Die Schreibgruppe – Aufzucht und Pflege.

4015365989_854bf1267dNicht nur für Heather, die danach gefragt hat, sondern auch weil heute Donnerstag ist und ich die kaum gegründete Schreibgruppe bereits zum ersten Mal verpasse…. Nun gut, ich bin zweitausend Kilometer weit weg, aber ist das wirklich eine Entschuldigung? Und ist überhaupt noch Donnerstag? Das sagt schon alles: Die Schreibgruppe fordert Rechenschaft. Das ist nicht alles, aber das ist das Wichtigste. Und manchmal ist es genug. Zu wissen, dass andere nachfragen werden: „Und, hast du geschrieben?“ Aber ihr wolltet nicht wissen, warum man eine Schreibgruppe gründen soll, sondern wie. Das ist ganz einfach: Mindestens zwei Schreibende treffen sich zu einer bestimmten Zeit an einem bestimmten Ort und schreiben. Und reden über das Schreiben. Das ist alles.

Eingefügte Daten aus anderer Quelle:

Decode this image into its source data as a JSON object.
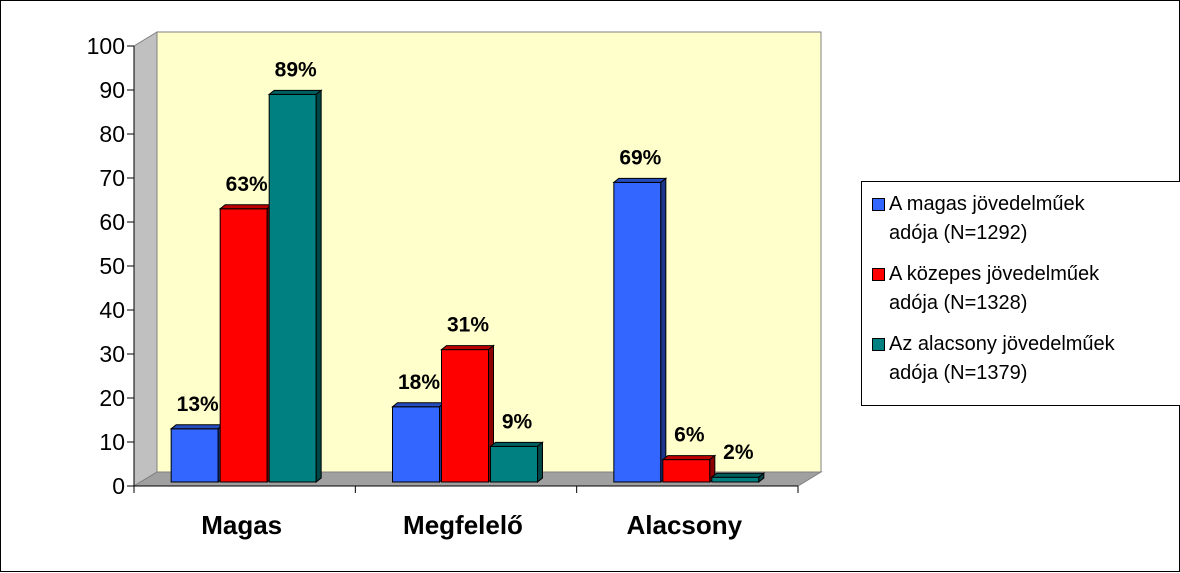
{
  "chart_data": {
    "type": "bar",
    "categories": [
      "Magas",
      "Megfelelő",
      "Alacsony"
    ],
    "series": [
      {
        "name": "A magas jövedelműek adója (N=1292)",
        "color": "#3366FF",
        "values": [
          13,
          18,
          69
        ],
        "labels": [
          "13%",
          "18%",
          "69%"
        ]
      },
      {
        "name": "A közepes jövedelműek adója (N=1328)",
        "color": "#FF0000",
        "values": [
          63,
          31,
          6
        ],
        "labels": [
          "63%",
          "31%",
          "6%"
        ]
      },
      {
        "name": "Az alacsony jövedelműek adója (N=1379)",
        "color": "#008080",
        "values": [
          89,
          9,
          2
        ],
        "labels": [
          "89%",
          "9%",
          "2%"
        ]
      }
    ],
    "ylim": [
      0,
      100
    ],
    "yticks": [
      "0",
      "10",
      "20",
      "30",
      "40",
      "50",
      "60",
      "70",
      "80",
      "90",
      "100"
    ],
    "legend_position": "right",
    "plot_background": "#FFFFCC",
    "grid": false
  },
  "legend": {
    "items": [
      {
        "text": "A magas jövedelműek\nadója (N=1292)",
        "color": "#3366FF"
      },
      {
        "text": "A közepes jövedelműek\nadója (N=1328)",
        "color": "#FF0000"
      },
      {
        "text": "Az alacsony jövedelműek\nadója (N=1379)",
        "color": "#008080"
      }
    ]
  }
}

In meiner Gruppe wird ausserdem ein bisschen Meditation eingebaut, eine Gewohnheit, die mir aus den Zen-Schreib-Kursen mit Sara Kokyo Wildi in Aarau geblieben ist. Zu Beginn, in dere Mitte und am Schluss der Schreibzeit zählen wir zehn Minuten lang unsere Atemzüge von eins bis zehn. Manchmal stelle ich mir dazu einen Scheibenwischer vor, der alle meine Vorstellungen wegwischt, was ich denn nun als nächstes schreiben soll und wie…. was ich gerade geschrieben habe und wie… Manchmal machen wir eine einfache Übung. Meine liebsten habe ich in diesen Roman eingeschmuggelt. Ansonsten schreiben wir schweigend und möglichst schnell, ohne viel zu überlegen.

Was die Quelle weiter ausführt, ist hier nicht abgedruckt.